The thermodynamic functions of alloy formation and evaporation were considered for two particular systems — Sb – Sb2Se3 and Sb2Se3 – Se in connection with the presence of congruently melting compound Sb2Se3 in the antimony—selenium system. The calculations are based on the partial vapor pressure values of the components forming the particular systems. The thermodynamic activity of antimony selenide and selenium as the most volatile components in the systems was calculated based on the saturated vapor pressure values of antimony selenide over the Sb – Sb2Se3 and selenium melts over Sb2Se3 – Se liquid alloys determined by the boiling point method (isothermal variant). Similar functions of the low volatile components in the above systems: Sb in the first system and Sb2Se3 in the latter one was calculated by numerical integration of the Gibbs—Duhem equation using the substitution proposed by Darken. The partial pressures of antimony selenide and antimony over Sb – Sb2Se3 and Sb2Se3 – Se melts were approximated by temperature—concentration relationships. The system is distinguished with a positive deviation from ideality due to the presence of a delamination region in the first system. The partial and integral entropies and enthalpies of the formation of liquid alloys were calculated based on the values of component activities found as the ratio of the partial vapor pressure of an element or compound above the solution to the saturated vapor pressure of a pure element or compound.
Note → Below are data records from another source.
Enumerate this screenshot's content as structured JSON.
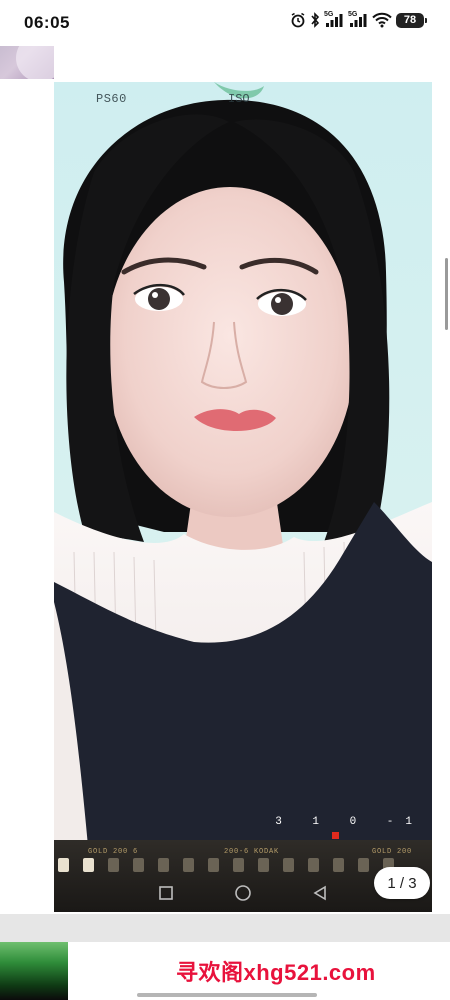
{
  "status_bar": {
    "time": "06:05",
    "signal_1_label": "5G",
    "signal_2_label": "5G",
    "battery": "78",
    "icons": [
      "alarm-icon",
      "bluetooth-icon",
      "signal-icon",
      "signal-icon",
      "wifi-icon",
      "battery-icon"
    ]
  },
  "photo": {
    "overlay_top": "PS60",
    "overlay_iso": "ISO",
    "film_left": "GOLD 200 6",
    "film_mid": "200-6 KODAK",
    "film_right": "GOLD 200",
    "frame_counter": "3 1 0 -1",
    "nav_icons": [
      "square-icon",
      "circle-icon",
      "triangle-back-icon"
    ]
  },
  "viewer": {
    "page_counter": "1 / 3"
  },
  "watermark": {
    "text": "寻欢阁xhg521.com",
    "color": "#e8123c"
  },
  "colors": {
    "background": "#ffffff",
    "photo_sky": "#cfeef0",
    "film_strip": "#1a1816"
  }
}
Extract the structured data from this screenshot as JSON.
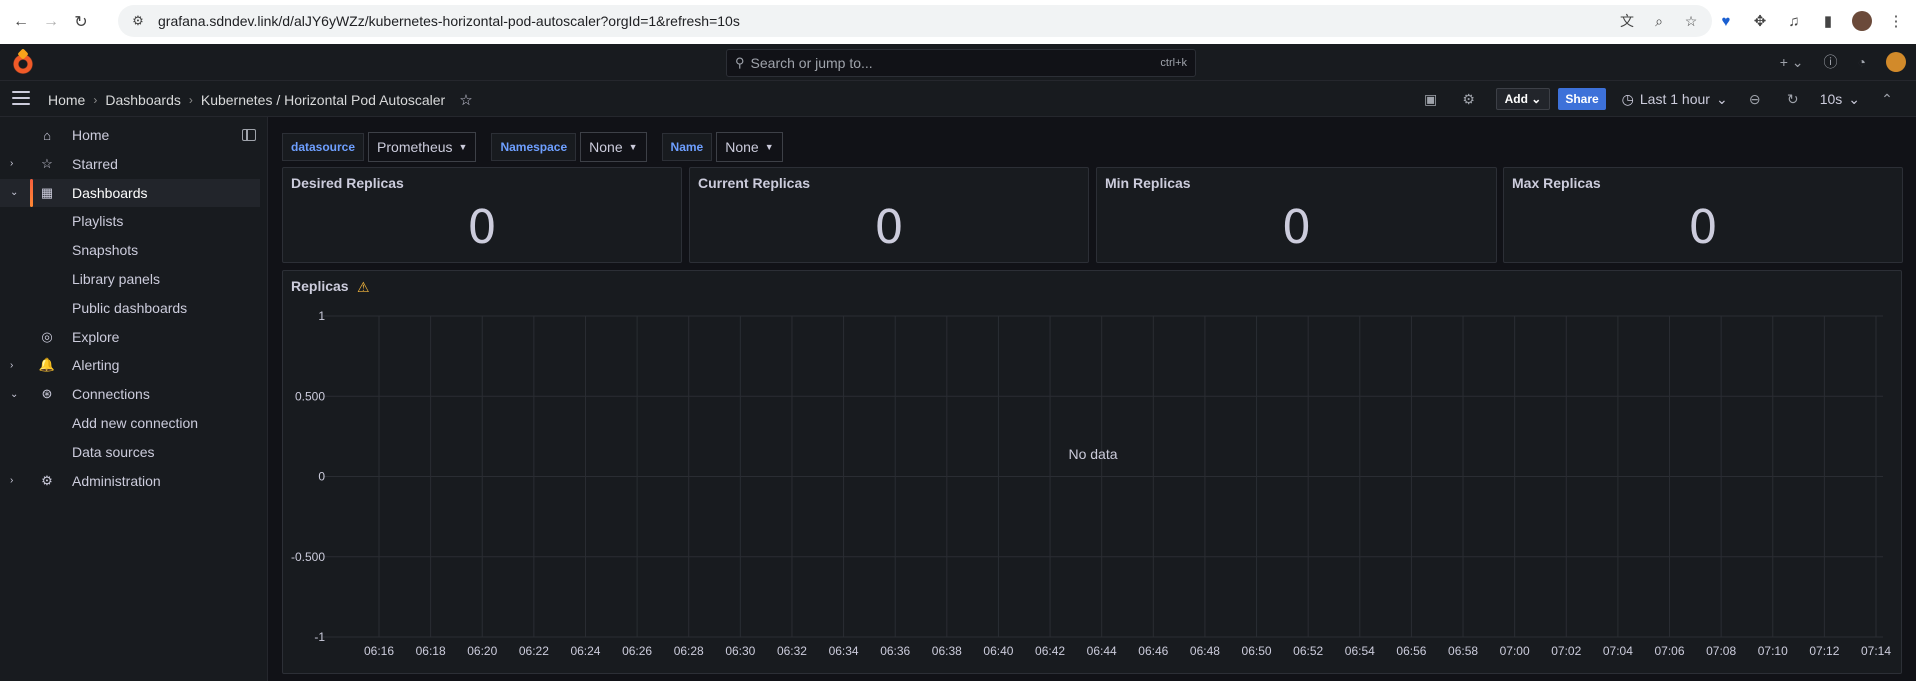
{
  "browser": {
    "url": "grafana.sdndev.link/d/alJY6yWZz/kubernetes-horizontal-pod-autoscaler?orgId=1&refresh=10s"
  },
  "topbar": {
    "search_placeholder": "Search or jump to...",
    "search_shortcut": "ctrl+k"
  },
  "breadcrumb": {
    "items": [
      "Home",
      "Dashboards",
      "Kubernetes / Horizontal Pod Autoscaler"
    ]
  },
  "toolbar": {
    "add_label": "Add",
    "share_label": "Share",
    "time_range": "Last 1 hour",
    "refresh_interval": "10s"
  },
  "sidebar": {
    "items": [
      {
        "label": "Home",
        "icon": "home-icon",
        "chevron": "",
        "indent": false
      },
      {
        "label": "Starred",
        "icon": "star-icon",
        "chevron": "›",
        "indent": false
      },
      {
        "label": "Dashboards",
        "icon": "apps-icon",
        "chevron": "⌄",
        "indent": false,
        "active": true
      },
      {
        "label": "Playlists",
        "indent": true
      },
      {
        "label": "Snapshots",
        "indent": true
      },
      {
        "label": "Library panels",
        "indent": true
      },
      {
        "label": "Public dashboards",
        "indent": true
      },
      {
        "label": "Explore",
        "icon": "compass-icon",
        "chevron": "",
        "indent": false
      },
      {
        "label": "Alerting",
        "icon": "bell-icon",
        "chevron": "›",
        "indent": false
      },
      {
        "label": "Connections",
        "icon": "connections-icon",
        "chevron": "⌄",
        "indent": false
      },
      {
        "label": "Add new connection",
        "indent": true
      },
      {
        "label": "Data sources",
        "indent": true
      },
      {
        "label": "Administration",
        "icon": "cog-icon",
        "chevron": "›",
        "indent": false
      }
    ]
  },
  "variables": [
    {
      "label": "datasource",
      "value": "Prometheus"
    },
    {
      "label": "Namespace",
      "value": "None"
    },
    {
      "label": "Name",
      "value": "None"
    }
  ],
  "stats": [
    {
      "title": "Desired Replicas",
      "value": "0"
    },
    {
      "title": "Current Replicas",
      "value": "0"
    },
    {
      "title": "Min Replicas",
      "value": "0"
    },
    {
      "title": "Max Replicas",
      "value": "0"
    }
  ],
  "chart_data": {
    "type": "line",
    "title": "Replicas",
    "message": "No data",
    "series": [],
    "yticks": [
      "1",
      "0.500",
      "0",
      "-0.500",
      "-1"
    ],
    "ylim": [
      -1,
      1
    ],
    "x": [
      "06:16",
      "06:18",
      "06:20",
      "06:22",
      "06:24",
      "06:26",
      "06:28",
      "06:30",
      "06:32",
      "06:34",
      "06:36",
      "06:38",
      "06:40",
      "06:42",
      "06:44",
      "06:46",
      "06:48",
      "06:50",
      "06:52",
      "06:54",
      "06:56",
      "06:58",
      "07:00",
      "07:02",
      "07:04",
      "07:06",
      "07:08",
      "07:10",
      "07:12",
      "07:14"
    ],
    "grid": true
  },
  "colors": {
    "accent": "#3d71d9",
    "warning": "#f5b73d",
    "active_bar": "#f55f3e"
  }
}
The partial and integral functions of alloy formation are presented in the form of graphical dependences on the selenium amount in the melt. The obtained thermodynamic constants will replenish the physical and chemical data base and will be used to calculate the boundaries of the vapor— liquid equilibrium fields on the diagram of state, allowing to determine the possibility and completeness of distillation separation of molten systems.